Opinion
Choosing to read in the new TV age
In the beginning there was the newspaper. It decided what was important, presented it in an accessible manner, and send you the issue. Then came TV, it did the same, but stripped the need to pay attention from what it was sending you. You could just sit and watch without paying attention or even understand what was on your screen.
TV still lives, but there is now the web as well. It started off as something you have to engage with. You clicked on links consciously, you read what was on the screen, and you wrote to people on forums and over email. Then came the video era of the web. There still was some conscious decision-making involved - you chose the videos you watched and the videos you wanted to make.
In time however, the web too entered its TV era. Instead of you choosing what to watch, the screen started deciding for you. You do still scroll, but you do not choose what happens when you scroll. You just sit and watch without paying attention or even understand what is on your screen.
Despite foretellings about the internet will make TV - and the way of life it creates - obsolete, the internet has actually turned into TV. This works to the advantage of those who are products of TV - people who worked in TV and people who watch TV. But to those who long for the rustle of paper in their hands, it is a bit of a loss.
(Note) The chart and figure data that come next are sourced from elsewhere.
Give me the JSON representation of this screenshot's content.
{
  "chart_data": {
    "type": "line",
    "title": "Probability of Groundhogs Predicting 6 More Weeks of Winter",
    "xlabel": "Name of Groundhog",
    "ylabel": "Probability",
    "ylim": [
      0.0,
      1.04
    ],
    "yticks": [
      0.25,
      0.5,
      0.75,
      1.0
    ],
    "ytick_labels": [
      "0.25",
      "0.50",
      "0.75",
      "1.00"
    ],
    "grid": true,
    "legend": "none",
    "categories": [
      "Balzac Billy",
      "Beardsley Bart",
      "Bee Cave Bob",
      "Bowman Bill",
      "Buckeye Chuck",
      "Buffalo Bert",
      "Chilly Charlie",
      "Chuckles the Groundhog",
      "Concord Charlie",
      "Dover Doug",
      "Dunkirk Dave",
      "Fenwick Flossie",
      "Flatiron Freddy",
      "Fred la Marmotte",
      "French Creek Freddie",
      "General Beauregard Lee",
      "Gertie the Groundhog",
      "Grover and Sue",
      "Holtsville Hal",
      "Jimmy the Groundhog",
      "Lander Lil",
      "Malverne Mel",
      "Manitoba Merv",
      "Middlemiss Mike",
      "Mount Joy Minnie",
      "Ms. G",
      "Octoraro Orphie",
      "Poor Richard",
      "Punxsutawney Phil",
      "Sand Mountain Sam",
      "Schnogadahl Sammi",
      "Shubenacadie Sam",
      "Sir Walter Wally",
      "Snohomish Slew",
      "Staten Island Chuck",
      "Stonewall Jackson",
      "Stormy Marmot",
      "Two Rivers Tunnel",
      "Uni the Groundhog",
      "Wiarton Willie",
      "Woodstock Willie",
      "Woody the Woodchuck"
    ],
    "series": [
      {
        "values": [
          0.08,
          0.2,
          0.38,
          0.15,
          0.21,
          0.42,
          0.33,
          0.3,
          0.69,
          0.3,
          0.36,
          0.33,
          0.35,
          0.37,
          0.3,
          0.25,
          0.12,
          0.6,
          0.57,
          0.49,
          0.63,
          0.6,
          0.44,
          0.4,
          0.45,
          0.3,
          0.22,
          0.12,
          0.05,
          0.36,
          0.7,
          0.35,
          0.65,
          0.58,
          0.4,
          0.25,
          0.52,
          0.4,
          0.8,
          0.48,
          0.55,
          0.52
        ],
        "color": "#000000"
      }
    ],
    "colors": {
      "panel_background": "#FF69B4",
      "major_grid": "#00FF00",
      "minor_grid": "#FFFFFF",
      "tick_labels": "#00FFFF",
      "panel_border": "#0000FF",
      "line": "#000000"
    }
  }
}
I was going through my browser history the other day. I scrolled through weeks worth of history and couldn't find a single old fashioned text-based web page. It was all video.
This is why I am writing - actually writing - to you. It's a choice being made in hopes that you too would make a choice.
Links
Death of the follower
This is a few months old. A talk by the CEO of Patreon on how the creator economy has changed and how the weight of the follow button has been diluted due to algorithmic considerations. It starts out with a bit of history, so if tou just want to get to the meat of it, watch from 18 minutes onwards.
If you are tired, you are fired!
If this report is to be believed, a Noida-based company surveyed its employees to see if they were stressed. Then it fired those who were stressed. I am sure none of them are stressed anymore. I am still working on believing this. What do you think? Does the brazen shamelessness of corporate culture stress you out? If yes, you're fired!
Perhaps enlightenment shouldn't be permanent
As someone who talks a lot about religion, I keep hearing from people who speak of attaining enlightenment. They speak of it as a destination - something to reach and rest. Or a race - something to win and then nothing can take the trophy away from you. But I was listening to Shahid Kapoor speak of finding balance in life and I realised that perhaps conversations about enlightenment can be framed in a similar way. Balance, said he, is not a destination. It's something you have to practice daily. I was wondering if the same can be said about all "enlightened" figures. And if it can't, perhaps it should be. We need to encourage people to stop speaking of enlightenment as something that gets attained permanently. Maybe your favourite spiritual hero attained enlightenment. But did he stay there? Is it even possible to stay there?